Hay de todo tipo y color.


También hay una disposición de la persona más o menos inclinada hacia producir discusión y vivir en ella.


Algunas personas son discutidoras de pura cepa, entonces se abalanzan sobre su interlocutor con cualquier motivo.


Si el otro susodicho no está alerta puede quedar embaucado en el trastorno ajeno y adentrarse a una discusión que es esencialmente una disputa para salvarse vaya a saber de qué, para que no lo doblegue el discutidor, y para salir indemne de la ofensiva.


Si cayó en la trampa deberá sobrellevar los enojos ajenos y propios que emergen a partir de esa contienda de resultado negativo.


¿Por qué?


Porque nadie decididamente saludable tiene ganas de vivenciar la agresión ajena que adopta la forma de discusión cizañera y en definitiva erosiona su emocionalidad.


Y si bien no vamos a ensayar una hipótesis que podría dilucidar las causas que activan la actitud discutidora de cualquier persona, no estaría mal lanzarse a dilucidarla con el fin de comprenderla y si fuera posible incidir para sanarla.


Pero como ese problema es ajeno y solo nos incumbe las circunstancias en las que se nos busca como si fuéramos un pujilista latente, es mejor estar alertas y evadirnos antes de que por error aceptemos la provocación y quedemos subsumidos en una disputa tan innecesaria como inconveniente.

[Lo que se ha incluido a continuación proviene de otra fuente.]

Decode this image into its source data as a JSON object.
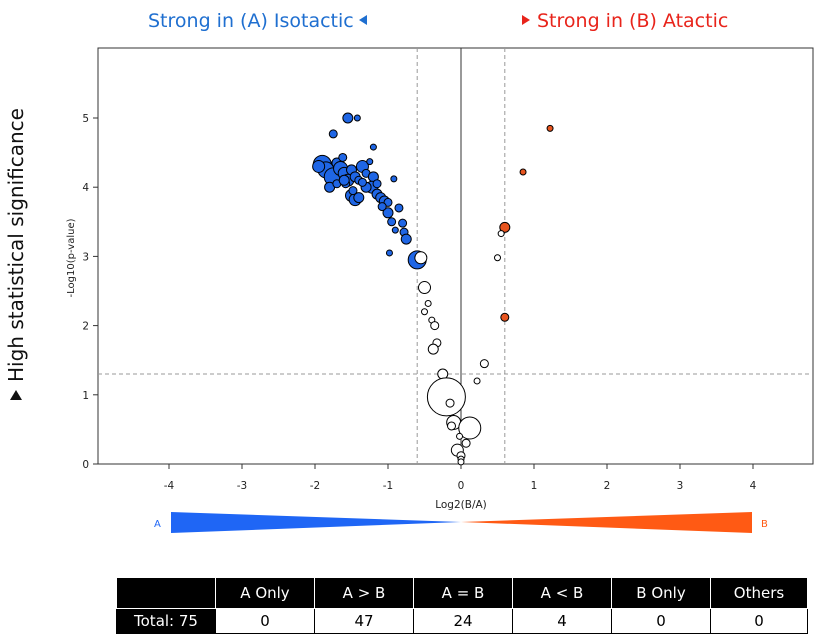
{
  "header": {
    "left": "Strong in (A) Isotactic",
    "right": "Strong in (B) Atactic"
  },
  "side_label": "High statistical significance",
  "colors": {
    "a_series": "#1f66e5",
    "b_series": "#e8551f",
    "neutral": "#ffffff",
    "bar_left": "#1f66f5",
    "bar_right": "#ff5a14",
    "title_left": "#1f6fd0",
    "title_right": "#e8241b"
  },
  "scale_bar": {
    "left_label": "A",
    "right_label": "B"
  },
  "chart_data": {
    "type": "scatter",
    "title": "",
    "xlabel": "Log2(B/A)",
    "ylabel": "-Log10(p-value)",
    "xlim": [
      -5,
      5
    ],
    "ylim": [
      0,
      6
    ],
    "xticks": [
      -4,
      -3,
      -2,
      -1,
      0,
      1,
      2,
      3,
      4
    ],
    "yticks": [
      0,
      1,
      2,
      3,
      4,
      5
    ],
    "reference_lines": {
      "x": [
        -0.6,
        0,
        0.6
      ],
      "y": [
        1.3
      ]
    },
    "series": [
      {
        "group": "A > B",
        "color": "#1f66e5",
        "points": [
          {
            "x": -1.9,
            "y": 4.33,
            "size": 9
          },
          {
            "x": -1.85,
            "y": 4.25,
            "size": 8
          },
          {
            "x": -1.75,
            "y": 4.15,
            "size": 9
          },
          {
            "x": -1.7,
            "y": 4.35,
            "size": 5
          },
          {
            "x": -1.65,
            "y": 4.27,
            "size": 7
          },
          {
            "x": -1.6,
            "y": 4.2,
            "size": 6
          },
          {
            "x": -1.55,
            "y": 4.1,
            "size": 6
          },
          {
            "x": -1.5,
            "y": 4.25,
            "size": 5
          },
          {
            "x": -1.45,
            "y": 4.15,
            "size": 5
          },
          {
            "x": -1.62,
            "y": 4.43,
            "size": 4
          },
          {
            "x": -1.58,
            "y": 4.05,
            "size": 4
          },
          {
            "x": -1.8,
            "y": 4.0,
            "size": 5
          },
          {
            "x": -1.7,
            "y": 4.05,
            "size": 4
          },
          {
            "x": -1.35,
            "y": 4.3,
            "size": 6
          },
          {
            "x": -1.3,
            "y": 4.2,
            "size": 4
          },
          {
            "x": -1.25,
            "y": 4.37,
            "size": 3
          },
          {
            "x": -1.4,
            "y": 4.1,
            "size": 4
          },
          {
            "x": -1.2,
            "y": 4.15,
            "size": 5
          },
          {
            "x": -1.22,
            "y": 4.0,
            "size": 6
          },
          {
            "x": -1.15,
            "y": 3.9,
            "size": 5
          },
          {
            "x": -1.1,
            "y": 3.85,
            "size": 5
          },
          {
            "x": -1.05,
            "y": 3.8,
            "size": 5
          },
          {
            "x": -1.0,
            "y": 3.78,
            "size": 4
          },
          {
            "x": -1.5,
            "y": 3.88,
            "size": 6
          },
          {
            "x": -1.45,
            "y": 3.82,
            "size": 6
          },
          {
            "x": -1.4,
            "y": 3.85,
            "size": 5
          },
          {
            "x": -1.55,
            "y": 5.0,
            "size": 5
          },
          {
            "x": -1.42,
            "y": 5.0,
            "size": 3
          },
          {
            "x": -1.75,
            "y": 4.77,
            "size": 4
          },
          {
            "x": -1.2,
            "y": 4.58,
            "size": 3
          },
          {
            "x": -0.92,
            "y": 4.12,
            "size": 3
          },
          {
            "x": -1.0,
            "y": 3.63,
            "size": 5
          },
          {
            "x": -0.95,
            "y": 3.5,
            "size": 4
          },
          {
            "x": -0.85,
            "y": 3.7,
            "size": 4
          },
          {
            "x": -0.8,
            "y": 3.48,
            "size": 4
          },
          {
            "x": -0.9,
            "y": 3.38,
            "size": 3
          },
          {
            "x": -0.78,
            "y": 3.35,
            "size": 4
          },
          {
            "x": -0.75,
            "y": 3.25,
            "size": 5
          },
          {
            "x": -0.98,
            "y": 3.05,
            "size": 3
          },
          {
            "x": -0.6,
            "y": 2.95,
            "size": 9
          },
          {
            "x": -1.3,
            "y": 4.0,
            "size": 5
          },
          {
            "x": -1.15,
            "y": 4.05,
            "size": 4
          },
          {
            "x": -1.6,
            "y": 4.1,
            "size": 5
          },
          {
            "x": -1.48,
            "y": 3.95,
            "size": 4
          },
          {
            "x": -1.35,
            "y": 4.07,
            "size": 4
          },
          {
            "x": -1.95,
            "y": 4.3,
            "size": 6
          },
          {
            "x": -1.08,
            "y": 3.72,
            "size": 4
          }
        ]
      },
      {
        "group": "A < B",
        "color": "#e8551f",
        "points": [
          {
            "x": 1.22,
            "y": 4.85,
            "size": 3
          },
          {
            "x": 0.85,
            "y": 4.22,
            "size": 3
          },
          {
            "x": 0.6,
            "y": 3.42,
            "size": 5
          },
          {
            "x": 0.6,
            "y": 2.12,
            "size": 4
          }
        ]
      },
      {
        "group": "A = B",
        "color": "#ffffff",
        "points": [
          {
            "x": -0.55,
            "y": 2.98,
            "size": 6
          },
          {
            "x": -0.5,
            "y": 2.55,
            "size": 6
          },
          {
            "x": -0.45,
            "y": 2.32,
            "size": 3
          },
          {
            "x": -0.5,
            "y": 2.2,
            "size": 3
          },
          {
            "x": -0.4,
            "y": 2.08,
            "size": 3
          },
          {
            "x": -0.36,
            "y": 2.0,
            "size": 4
          },
          {
            "x": -0.33,
            "y": 1.75,
            "size": 4
          },
          {
            "x": -0.38,
            "y": 1.66,
            "size": 5
          },
          {
            "x": -0.25,
            "y": 1.3,
            "size": 5
          },
          {
            "x": -0.2,
            "y": 0.97,
            "size": 19
          },
          {
            "x": -0.15,
            "y": 0.88,
            "size": 4
          },
          {
            "x": -0.1,
            "y": 0.6,
            "size": 7
          },
          {
            "x": -0.13,
            "y": 0.55,
            "size": 4
          },
          {
            "x": 0.12,
            "y": 0.52,
            "size": 11
          },
          {
            "x": 0.07,
            "y": 0.3,
            "size": 4
          },
          {
            "x": -0.05,
            "y": 0.2,
            "size": 6
          },
          {
            "x": 0.0,
            "y": 0.12,
            "size": 4
          },
          {
            "x": 0.0,
            "y": 0.07,
            "size": 3
          },
          {
            "x": 0.0,
            "y": 0.03,
            "size": 3
          },
          {
            "x": 0.32,
            "y": 1.45,
            "size": 4
          },
          {
            "x": 0.22,
            "y": 1.2,
            "size": 3
          },
          {
            "x": 0.5,
            "y": 2.98,
            "size": 3
          },
          {
            "x": 0.55,
            "y": 3.33,
            "size": 3
          },
          {
            "x": -0.02,
            "y": 0.4,
            "size": 3
          }
        ]
      }
    ]
  },
  "table": {
    "headers": [
      "",
      "A Only",
      "A > B",
      "A = B",
      "A < B",
      "B Only",
      "Others"
    ],
    "row": [
      "Total: 75",
      "0",
      "47",
      "24",
      "4",
      "0",
      "0"
    ]
  }
}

Una técnica es darle la razón al discutidor una y otra vez. Y la otra más productiva y saludable es evitarlo y escaparse tan rápido como se pueda.


De esa manera si el otro está imbuido en un mundo agrio y enojoso que necesita la pelea maliciosa para honrarlo, lo dejamos tranquilo en su universo sin que incida de manera perjudicial para arruinarnos nuestro bienestar.